O Banco Nacional de Desenvolvimento Econômico e Social (BNDES) aplicou R$ 14,3 bilhões, entre 2005 e 2015, para consolidar o setor de processamento de carnes, abalado desde semana passada pela Operação Carne Fraca, da Polícia Federal. O valor inclui empréstimos diretos e indiretos, aplicação em títulos de dívida e compra de participações acionárias para seis empresas, conforme levantamento feito pelo Estado na base de dados do banco.

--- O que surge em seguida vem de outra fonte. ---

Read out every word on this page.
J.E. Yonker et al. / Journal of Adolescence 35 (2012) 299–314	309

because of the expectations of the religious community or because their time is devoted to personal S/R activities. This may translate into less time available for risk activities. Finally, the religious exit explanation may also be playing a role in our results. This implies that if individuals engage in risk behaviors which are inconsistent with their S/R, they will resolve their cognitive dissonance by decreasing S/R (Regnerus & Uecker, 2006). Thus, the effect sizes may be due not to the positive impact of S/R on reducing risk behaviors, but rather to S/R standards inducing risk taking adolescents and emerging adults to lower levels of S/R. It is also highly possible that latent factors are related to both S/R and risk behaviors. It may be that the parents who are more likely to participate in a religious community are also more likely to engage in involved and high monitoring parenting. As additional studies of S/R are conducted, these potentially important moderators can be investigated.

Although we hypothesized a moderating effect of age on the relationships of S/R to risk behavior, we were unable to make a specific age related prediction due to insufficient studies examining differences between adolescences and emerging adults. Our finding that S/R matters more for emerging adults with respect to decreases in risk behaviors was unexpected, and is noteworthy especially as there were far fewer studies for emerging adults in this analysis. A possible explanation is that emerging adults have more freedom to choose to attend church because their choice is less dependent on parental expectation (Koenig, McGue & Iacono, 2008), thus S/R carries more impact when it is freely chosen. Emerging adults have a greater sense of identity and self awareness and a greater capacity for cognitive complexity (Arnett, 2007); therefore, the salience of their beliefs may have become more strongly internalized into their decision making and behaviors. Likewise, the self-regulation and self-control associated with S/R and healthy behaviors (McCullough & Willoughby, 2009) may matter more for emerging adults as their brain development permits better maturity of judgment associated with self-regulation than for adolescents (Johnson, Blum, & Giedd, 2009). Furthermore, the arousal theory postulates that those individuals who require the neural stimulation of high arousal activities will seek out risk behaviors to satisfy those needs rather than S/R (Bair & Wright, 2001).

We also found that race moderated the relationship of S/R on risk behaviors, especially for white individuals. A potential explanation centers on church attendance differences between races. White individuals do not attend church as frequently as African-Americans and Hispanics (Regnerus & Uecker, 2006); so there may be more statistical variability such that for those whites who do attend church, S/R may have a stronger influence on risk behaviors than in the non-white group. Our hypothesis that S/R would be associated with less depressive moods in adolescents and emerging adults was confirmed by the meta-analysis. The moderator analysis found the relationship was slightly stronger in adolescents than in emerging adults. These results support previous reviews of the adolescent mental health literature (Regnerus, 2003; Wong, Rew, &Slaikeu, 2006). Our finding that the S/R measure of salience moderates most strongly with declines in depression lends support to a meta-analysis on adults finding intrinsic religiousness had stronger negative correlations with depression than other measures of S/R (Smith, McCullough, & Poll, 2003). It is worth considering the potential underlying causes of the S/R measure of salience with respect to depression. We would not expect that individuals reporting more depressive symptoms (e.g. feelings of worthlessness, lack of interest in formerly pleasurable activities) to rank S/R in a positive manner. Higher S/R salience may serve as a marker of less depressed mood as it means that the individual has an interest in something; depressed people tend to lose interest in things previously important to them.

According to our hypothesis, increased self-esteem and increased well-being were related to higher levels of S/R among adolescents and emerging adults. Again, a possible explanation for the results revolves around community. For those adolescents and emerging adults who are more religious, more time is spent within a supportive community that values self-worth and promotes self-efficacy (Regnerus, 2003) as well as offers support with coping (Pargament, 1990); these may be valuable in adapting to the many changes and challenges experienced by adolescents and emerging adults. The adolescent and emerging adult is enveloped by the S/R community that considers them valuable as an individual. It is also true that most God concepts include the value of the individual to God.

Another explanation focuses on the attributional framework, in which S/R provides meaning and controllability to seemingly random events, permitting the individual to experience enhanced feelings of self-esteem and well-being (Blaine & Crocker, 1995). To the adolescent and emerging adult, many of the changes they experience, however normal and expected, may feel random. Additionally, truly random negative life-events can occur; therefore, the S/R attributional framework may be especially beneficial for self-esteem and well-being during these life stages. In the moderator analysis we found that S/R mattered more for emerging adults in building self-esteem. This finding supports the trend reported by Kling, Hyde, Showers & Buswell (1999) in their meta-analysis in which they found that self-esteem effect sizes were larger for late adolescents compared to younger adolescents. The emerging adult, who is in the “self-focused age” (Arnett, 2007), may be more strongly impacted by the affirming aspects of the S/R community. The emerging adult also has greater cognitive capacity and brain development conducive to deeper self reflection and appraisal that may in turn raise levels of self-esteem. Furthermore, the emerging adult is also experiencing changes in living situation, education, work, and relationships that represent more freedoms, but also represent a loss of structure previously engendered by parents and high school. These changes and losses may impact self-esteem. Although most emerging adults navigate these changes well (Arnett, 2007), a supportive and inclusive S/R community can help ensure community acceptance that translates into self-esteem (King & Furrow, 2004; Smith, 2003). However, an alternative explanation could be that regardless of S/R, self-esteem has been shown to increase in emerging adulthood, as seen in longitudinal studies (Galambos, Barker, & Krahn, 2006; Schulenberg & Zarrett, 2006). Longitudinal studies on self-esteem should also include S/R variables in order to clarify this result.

O BNDES atuou como articulador da consolidação dos frigoríficos na década passada, num processo que levou o Brasil ao posto de maior exportador de carnes do mundo. JBS, das marcas Friboi e Seara, e Marfrig (que não está na Operação Carne Fraca) são alguns dos expoentes do apoio do BNDES à consolidação internacional de empresas brasileiras, conhecida como política de “campeões nacionais” e alvo de críticas de muitos economistas.

Quatro empresas abocanharam R$ 14 bilhões – não foram considerados empréstimos automáticos, a maioria para investir em máquinas e equipamentos. Além de JBS (R$ 5,4 bilhões) e Marfrig (R$ 3,8 bilhões), o Bertin recebeu R$ 2,7 bilhões. Em 2009, o JBS comprou o Bertin, formando o maior produtor de proteína animal do mundo. A BRF, criada em meio à crise de 2008, com a fusão entre Sadia e Perdigão, recebeu um total de R$ 2 bilhões. Minerva recebeu R$ 132 milhões em crédito e Independência, R$ 250 milhões em participação acionária.

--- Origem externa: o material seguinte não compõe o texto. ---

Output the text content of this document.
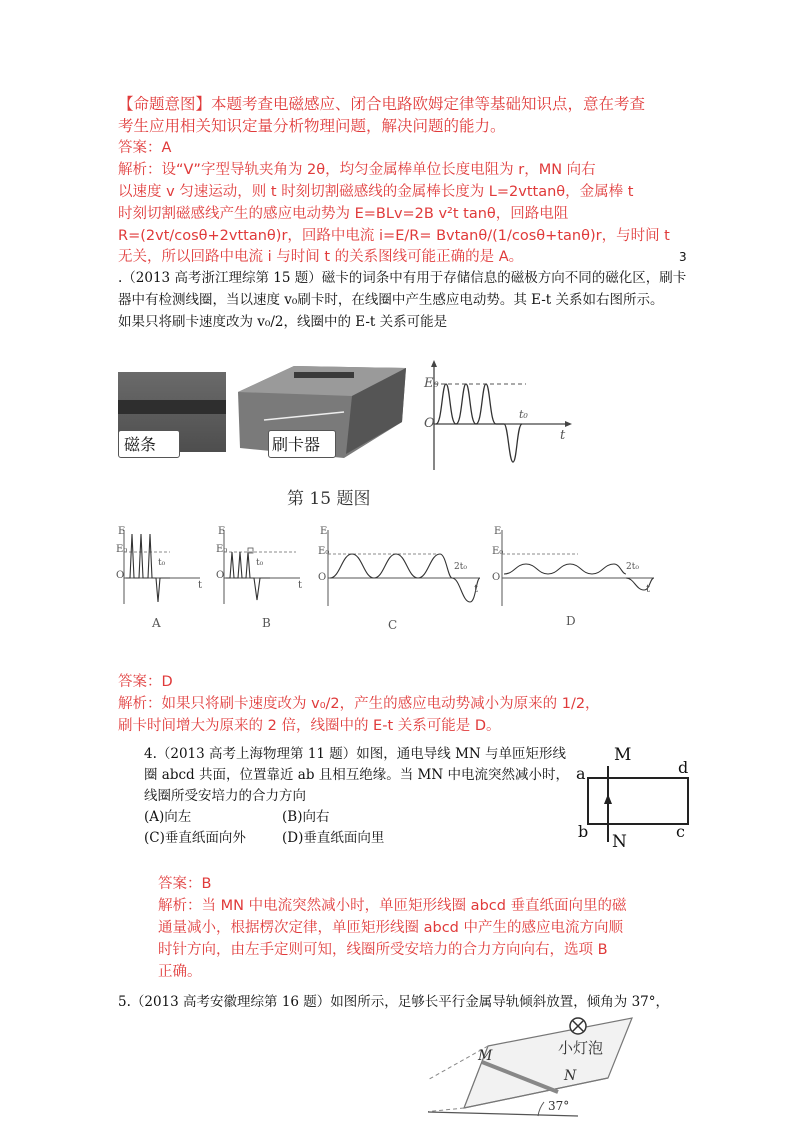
【命题意图】本题考查电磁感应、闭合电路欧姆定律等基础知识点，意在考查
考生应用相关知识定量分析物理问题，解决问题的能力。
答案：A
解析：设“V”字型导轨夹角为 2θ，均匀金属棒单位长度电阻为 r，MN 向右
以速度 v 匀速运动，则 t 时刻切割磁感线的金属棒长度为 L=2vttanθ，金属棒 t
时刻切割磁感线产生的感应电动势为 E=BLv=2B v²t tanθ，回路电阻
R=(2vt/cosθ+2vttanθ)r，回路中电流 i=E/R= Bvtanθ/(1/cosθ+tanθ)r，与时间 t
无关，所以回路中电流 i 与时间 t 的关系图线可能正确的是 A。	3
.（2013 高考浙江理综第 15 题）磁卡的词条中有用于存储信息的磁极方向不同的磁化区，刷卡
器中有检测线圈，当以速度 v₀刷卡时，在线圈中产生感应电动势。其 E-t 关系如右图所示。
如果只将刷卡速度改为 v₀/2，线圈中的 E-t 关系可能是
磁条	刷卡器
E₀
O
t₀
t
第 15 题图
E
E₀
O
t₀
t
A
E
E₀
O
t₀
t
B
E
E₀
O
2t₀
t
C
E
E₀
O
2t₀
t
D
答案：D
解析：如果只将刷卡速度改为 v₀/2，产生的感应电动势减小为原来的 1/2，
刷卡时间增大为原来的 2 倍，线圈中的 E-t 关系可能是 D。
4.（2013 高考上海物理第 11 题）如图，通电导线 MN 与单匝矩形线
圈 abcd 共面，位置靠近 ab 且相互绝缘。当 MN 中电流突然减小时，
线圈所受安培力的合力方向
(A)向左	(B)向右
(C)垂直纸面向外	(D)垂直纸面向里
M
a	d
b	c
N
答案：B
解析：当 MN 中电流突然减小时，单匝矩形线圈 abcd 垂直纸面向里的磁
通量减小，根据楞次定律，单匝矩形线圈 abcd 中产生的感应电流方向顺
时针方向，由左手定则可知，线圈所受安培力的合力方向向右，选项 B
正确。
5.（2013 高考安徽理综第 16 题）如图所示，足够长平行金属导轨倾斜放置，倾角为 37°，
小灯泡
M
N
37°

Especialistas reconhecem que a consolidação contribuiu para avanços na qualidade da carne. Mas, para José Carlos Hausknecht, diretor da consultoria MB Agro, a consolidação poderia ter ocorrido sem o BNDES. “Talvez uma consolidação não tão forte, com mais players, e, provavelmente, de maneira mais saudável.”

 

Concentração. Após a consolidação, o mercado nacional de carnes ficou dominado por JBS, Marfrig, BRF, Minerva e Independência. Em alguns Estados, segundo Hausknecht, pecuaristas reclamam que o JBS exerce monopólio, impondo seus preços. Além disso, empresas menos beneficiadas, como Minerva, atingiram a internacionalização sem BNDES.

Na visão do professor John Wilkinson, da Universidade Federal Rural do Rio de Janeiro (UFRRJ), a concentração era inevitável, mas o saldo foi positivo e a participação do BNDES fez sentido. “Há 15 anos, 50% do setor era informal, clandestino”, disse ele, destacando que hoje a informalidade é inferior a 10%. Segundo o professor, a concentração era inevitável porque exportar para regiões com forte controle sanitário, como a Europa, requer expansão geográfica.

O BNDES informou que monitora os investimentos e acompanha as investigações. Na sexta-feira, a presidente do banco, Maria Silvia Bastos Marques, disse que é “muito prematuro” comentar os impactos. A executiva é crítica à visão “setorial” da gestão anterior. Em relatório de 2015, o BNDES informou ganho de R$ 4,9 bilhões, até o primeiro trimestre daquele ano, com os investimentos no setor.

 

 

O Estado de São Paulo, n. 45085, 26/03/2017. Economia, p. B12.